FIG. 4 is a view showing a mounting structure of a conventional element.

[Explanation of symbols]

 DESCRIPTION OF SYMBOLS 11 Wiring board 12 Current film 13, 15 Dry film resist (DFR) 14 Dummy electrode 14a Dummy electrode mask 14c Dummy electrode resist opening 16 Substrate electrode 16a Substrate electrode mask 16c Substrate electrode resist opening 16-1 Lower connection Part 16-2 Upper electrode part 17 Element 18 Electrical connection 19 Void

──────────────────────────────────────────────────続 き Continued on the front page (72) Inventor Yutaka Karasuno 1-7-12 Toranomon, Minato-ku, Tokyo Oki Electric Industry Co., Ltd. (56) References JP-A-6-37233 (JP, A) JP-A-5-29389 (JP, A) JP-A-4-72690 (JP, A) (58) Fields investigated (Int .Cl. ⁷ , DB name) H01L 21/60

Claims (4)

(57) [Claims] 1. An element mounting structure, comprising: a plurality of electrodes formed around the element; a wiring board having an element mounting area for mounting the element; and a wiring board provided on the element mounting area of the wiring board. A plurality of lower connection portions, a plurality of upper electrode portions provided on the element mounting region corresponding to the plurality of electrodes of the element so as to be connected to the plurality of lower connection portions, A plurality of electrical connection bodies respectively connecting the plurality of electrodes and the plurality of upper electrode portions, and each of the plurality of lower connection portions is a region where the plurality of upper electrode portions are provided.

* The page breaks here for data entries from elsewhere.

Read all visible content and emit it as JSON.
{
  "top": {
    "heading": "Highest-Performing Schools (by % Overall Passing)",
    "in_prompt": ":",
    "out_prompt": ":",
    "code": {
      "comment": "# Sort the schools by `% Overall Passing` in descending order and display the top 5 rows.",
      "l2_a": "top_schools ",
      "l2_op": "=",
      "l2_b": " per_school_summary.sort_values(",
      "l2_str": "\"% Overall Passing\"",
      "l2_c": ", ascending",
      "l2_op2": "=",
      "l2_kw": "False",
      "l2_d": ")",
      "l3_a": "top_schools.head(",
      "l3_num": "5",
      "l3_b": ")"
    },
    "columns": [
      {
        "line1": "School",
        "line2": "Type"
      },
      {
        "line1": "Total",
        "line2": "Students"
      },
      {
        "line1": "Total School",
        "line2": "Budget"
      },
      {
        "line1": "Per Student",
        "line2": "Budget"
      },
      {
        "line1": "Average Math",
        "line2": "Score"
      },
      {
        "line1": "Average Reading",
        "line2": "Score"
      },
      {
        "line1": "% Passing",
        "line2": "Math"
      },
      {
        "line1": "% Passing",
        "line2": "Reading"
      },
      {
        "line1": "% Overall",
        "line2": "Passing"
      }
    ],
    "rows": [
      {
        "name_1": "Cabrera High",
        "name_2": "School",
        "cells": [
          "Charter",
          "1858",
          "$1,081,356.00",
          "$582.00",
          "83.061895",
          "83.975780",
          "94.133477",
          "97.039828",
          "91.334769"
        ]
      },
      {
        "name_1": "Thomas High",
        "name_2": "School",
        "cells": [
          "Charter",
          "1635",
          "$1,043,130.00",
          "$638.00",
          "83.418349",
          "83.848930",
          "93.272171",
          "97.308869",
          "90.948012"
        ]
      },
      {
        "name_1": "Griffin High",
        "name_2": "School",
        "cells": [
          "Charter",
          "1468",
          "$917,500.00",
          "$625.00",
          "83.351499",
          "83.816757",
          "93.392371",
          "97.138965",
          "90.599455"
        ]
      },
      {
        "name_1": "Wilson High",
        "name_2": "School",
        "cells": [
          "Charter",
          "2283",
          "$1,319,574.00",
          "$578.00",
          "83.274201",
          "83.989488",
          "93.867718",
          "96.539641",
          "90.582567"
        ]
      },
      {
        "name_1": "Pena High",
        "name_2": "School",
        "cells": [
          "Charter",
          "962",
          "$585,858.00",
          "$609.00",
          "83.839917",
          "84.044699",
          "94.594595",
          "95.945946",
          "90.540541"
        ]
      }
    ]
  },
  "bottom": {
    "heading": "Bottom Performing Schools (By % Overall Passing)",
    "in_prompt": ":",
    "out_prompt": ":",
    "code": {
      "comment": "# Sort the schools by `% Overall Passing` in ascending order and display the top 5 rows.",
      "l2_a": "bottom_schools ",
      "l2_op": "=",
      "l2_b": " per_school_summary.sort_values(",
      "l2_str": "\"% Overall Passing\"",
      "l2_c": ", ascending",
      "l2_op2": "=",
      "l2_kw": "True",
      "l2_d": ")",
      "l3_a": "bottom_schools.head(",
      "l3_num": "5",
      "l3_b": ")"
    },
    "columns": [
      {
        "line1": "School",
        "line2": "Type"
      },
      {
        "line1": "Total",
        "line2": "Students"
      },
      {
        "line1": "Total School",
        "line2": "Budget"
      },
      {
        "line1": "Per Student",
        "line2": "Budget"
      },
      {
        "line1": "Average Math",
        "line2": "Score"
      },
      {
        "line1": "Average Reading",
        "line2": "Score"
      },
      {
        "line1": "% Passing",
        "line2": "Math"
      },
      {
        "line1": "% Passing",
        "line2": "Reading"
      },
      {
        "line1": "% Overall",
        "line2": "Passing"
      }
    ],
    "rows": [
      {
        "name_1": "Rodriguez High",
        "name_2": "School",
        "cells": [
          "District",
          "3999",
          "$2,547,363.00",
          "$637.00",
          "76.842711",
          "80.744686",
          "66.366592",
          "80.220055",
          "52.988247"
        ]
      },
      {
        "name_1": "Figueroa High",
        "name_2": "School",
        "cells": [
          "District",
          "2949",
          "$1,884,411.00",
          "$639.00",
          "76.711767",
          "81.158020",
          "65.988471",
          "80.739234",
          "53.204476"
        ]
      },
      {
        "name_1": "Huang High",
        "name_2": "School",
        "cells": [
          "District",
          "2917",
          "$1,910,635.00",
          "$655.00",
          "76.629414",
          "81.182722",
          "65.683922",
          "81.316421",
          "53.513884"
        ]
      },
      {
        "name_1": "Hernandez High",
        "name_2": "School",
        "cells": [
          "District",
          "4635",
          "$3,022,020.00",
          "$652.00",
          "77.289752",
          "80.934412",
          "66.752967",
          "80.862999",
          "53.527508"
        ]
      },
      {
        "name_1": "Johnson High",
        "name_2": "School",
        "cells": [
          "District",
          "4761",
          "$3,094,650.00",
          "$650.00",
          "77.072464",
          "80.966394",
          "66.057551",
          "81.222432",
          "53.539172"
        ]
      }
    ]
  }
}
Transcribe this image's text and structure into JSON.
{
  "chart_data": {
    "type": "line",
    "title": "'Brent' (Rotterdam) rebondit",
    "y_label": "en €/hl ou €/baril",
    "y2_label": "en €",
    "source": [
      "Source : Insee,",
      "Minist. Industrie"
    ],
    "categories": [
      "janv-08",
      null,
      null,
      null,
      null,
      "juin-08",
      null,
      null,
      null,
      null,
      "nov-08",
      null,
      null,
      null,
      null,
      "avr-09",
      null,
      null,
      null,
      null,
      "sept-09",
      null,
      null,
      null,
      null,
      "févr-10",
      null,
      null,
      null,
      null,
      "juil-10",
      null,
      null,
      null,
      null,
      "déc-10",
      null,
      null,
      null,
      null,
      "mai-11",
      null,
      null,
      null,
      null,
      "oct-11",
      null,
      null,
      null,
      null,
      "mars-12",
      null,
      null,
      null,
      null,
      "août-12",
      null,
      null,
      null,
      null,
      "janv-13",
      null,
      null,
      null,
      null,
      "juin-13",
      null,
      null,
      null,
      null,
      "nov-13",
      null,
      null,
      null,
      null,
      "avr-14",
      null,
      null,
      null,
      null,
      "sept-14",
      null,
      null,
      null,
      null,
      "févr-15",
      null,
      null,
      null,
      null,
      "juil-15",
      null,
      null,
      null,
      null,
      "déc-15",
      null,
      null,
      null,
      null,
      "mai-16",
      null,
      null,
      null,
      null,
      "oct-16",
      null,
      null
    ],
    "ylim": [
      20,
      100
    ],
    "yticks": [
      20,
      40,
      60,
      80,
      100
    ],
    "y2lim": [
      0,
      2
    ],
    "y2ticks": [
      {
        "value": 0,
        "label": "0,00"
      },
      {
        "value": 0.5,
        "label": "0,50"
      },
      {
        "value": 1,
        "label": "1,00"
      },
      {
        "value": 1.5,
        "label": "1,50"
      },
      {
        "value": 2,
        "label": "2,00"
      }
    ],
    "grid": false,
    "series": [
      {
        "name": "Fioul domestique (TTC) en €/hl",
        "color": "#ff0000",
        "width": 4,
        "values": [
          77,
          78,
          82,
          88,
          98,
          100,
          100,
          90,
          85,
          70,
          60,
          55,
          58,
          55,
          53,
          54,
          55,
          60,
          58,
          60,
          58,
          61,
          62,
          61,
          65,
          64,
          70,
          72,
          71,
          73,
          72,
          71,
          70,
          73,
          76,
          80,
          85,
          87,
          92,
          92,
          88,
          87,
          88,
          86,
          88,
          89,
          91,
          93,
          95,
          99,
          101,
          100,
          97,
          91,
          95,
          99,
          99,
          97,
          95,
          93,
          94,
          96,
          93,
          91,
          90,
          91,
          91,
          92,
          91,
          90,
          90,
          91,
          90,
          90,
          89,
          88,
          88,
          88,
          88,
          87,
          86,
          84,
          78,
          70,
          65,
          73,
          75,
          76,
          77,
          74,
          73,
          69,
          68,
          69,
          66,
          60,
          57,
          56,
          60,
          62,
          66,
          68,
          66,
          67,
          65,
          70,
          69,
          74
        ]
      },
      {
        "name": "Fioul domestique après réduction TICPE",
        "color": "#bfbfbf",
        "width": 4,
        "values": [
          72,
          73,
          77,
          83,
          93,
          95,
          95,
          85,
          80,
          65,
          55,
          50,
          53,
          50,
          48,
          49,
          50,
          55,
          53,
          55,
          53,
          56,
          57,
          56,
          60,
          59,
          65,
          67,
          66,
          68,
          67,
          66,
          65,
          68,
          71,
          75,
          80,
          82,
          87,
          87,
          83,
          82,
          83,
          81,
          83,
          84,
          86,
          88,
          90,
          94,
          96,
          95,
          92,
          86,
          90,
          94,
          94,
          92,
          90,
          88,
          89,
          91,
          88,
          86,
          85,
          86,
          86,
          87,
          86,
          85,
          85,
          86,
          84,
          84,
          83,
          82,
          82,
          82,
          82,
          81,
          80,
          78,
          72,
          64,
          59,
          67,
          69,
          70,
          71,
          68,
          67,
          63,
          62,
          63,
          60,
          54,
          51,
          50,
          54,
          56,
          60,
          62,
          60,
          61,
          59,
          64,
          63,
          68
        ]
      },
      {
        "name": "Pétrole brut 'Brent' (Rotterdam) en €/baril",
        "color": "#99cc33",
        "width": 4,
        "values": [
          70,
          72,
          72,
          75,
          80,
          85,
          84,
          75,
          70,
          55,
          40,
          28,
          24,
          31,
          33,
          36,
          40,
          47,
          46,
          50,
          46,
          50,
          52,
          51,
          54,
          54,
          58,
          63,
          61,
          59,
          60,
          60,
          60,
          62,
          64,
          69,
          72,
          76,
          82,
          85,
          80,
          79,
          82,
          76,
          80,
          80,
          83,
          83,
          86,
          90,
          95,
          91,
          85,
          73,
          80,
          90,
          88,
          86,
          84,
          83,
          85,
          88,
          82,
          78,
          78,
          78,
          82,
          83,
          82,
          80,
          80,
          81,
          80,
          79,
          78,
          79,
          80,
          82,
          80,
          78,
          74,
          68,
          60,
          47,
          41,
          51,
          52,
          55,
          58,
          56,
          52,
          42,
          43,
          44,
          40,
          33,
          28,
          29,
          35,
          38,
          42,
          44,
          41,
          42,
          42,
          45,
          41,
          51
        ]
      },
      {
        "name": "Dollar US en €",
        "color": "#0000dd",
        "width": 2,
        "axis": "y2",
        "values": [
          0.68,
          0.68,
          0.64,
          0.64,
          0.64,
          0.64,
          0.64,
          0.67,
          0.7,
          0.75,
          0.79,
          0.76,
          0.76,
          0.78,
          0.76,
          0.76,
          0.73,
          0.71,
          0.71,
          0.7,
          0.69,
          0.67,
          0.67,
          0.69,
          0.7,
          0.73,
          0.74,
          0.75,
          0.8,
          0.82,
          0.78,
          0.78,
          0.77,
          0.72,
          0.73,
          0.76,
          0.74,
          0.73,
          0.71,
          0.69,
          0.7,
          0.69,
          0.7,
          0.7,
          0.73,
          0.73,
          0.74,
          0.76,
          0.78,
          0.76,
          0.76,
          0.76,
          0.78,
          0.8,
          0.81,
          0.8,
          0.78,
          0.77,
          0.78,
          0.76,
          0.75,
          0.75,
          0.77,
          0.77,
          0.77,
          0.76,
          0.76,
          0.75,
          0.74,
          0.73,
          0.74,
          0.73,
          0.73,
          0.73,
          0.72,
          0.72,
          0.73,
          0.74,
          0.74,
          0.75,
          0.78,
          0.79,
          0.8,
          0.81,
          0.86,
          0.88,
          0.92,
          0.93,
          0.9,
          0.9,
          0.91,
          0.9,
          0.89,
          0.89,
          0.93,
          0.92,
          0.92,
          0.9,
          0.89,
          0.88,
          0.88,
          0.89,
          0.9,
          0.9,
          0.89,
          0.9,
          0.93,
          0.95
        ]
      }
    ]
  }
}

And each of the plurality of upper electrode portions is provided at a lower end of the lower connection portion.
Mounting structure of the element, characterized in that are provided have the following intervals 12μm and. 2. The device mounting structure according to claim 1, wherein each of the plurality of upper electrode portions extends from a periphery of the device mounting region toward the substantially central side. Device mounting structure. 3. The device mounting structure according to claim 1, wherein a current film is provided between the wiring board and the plurality of lower connection portions. 4. A method for mounting an element, comprising: (a) forming a current film for forming an electrode on a wiring board; and (b) forming a current film on a portion of the current film by using a metal of the same kind as the current film. (C) a portion of the current film, a substrate electrode that straddles the dummy electrode and is formed to have an offset shape, and (d) a portion other than the portion of the current film. (E) a substrate electrode having a lower connection portion connected to the current film and an upper electrode portion formed in an offset shape and having a gap between the wiring substrates. And (f) connecting an element to at least a part of the upper electrode portion of the substrate electrode via a connector. The method of mounting the element.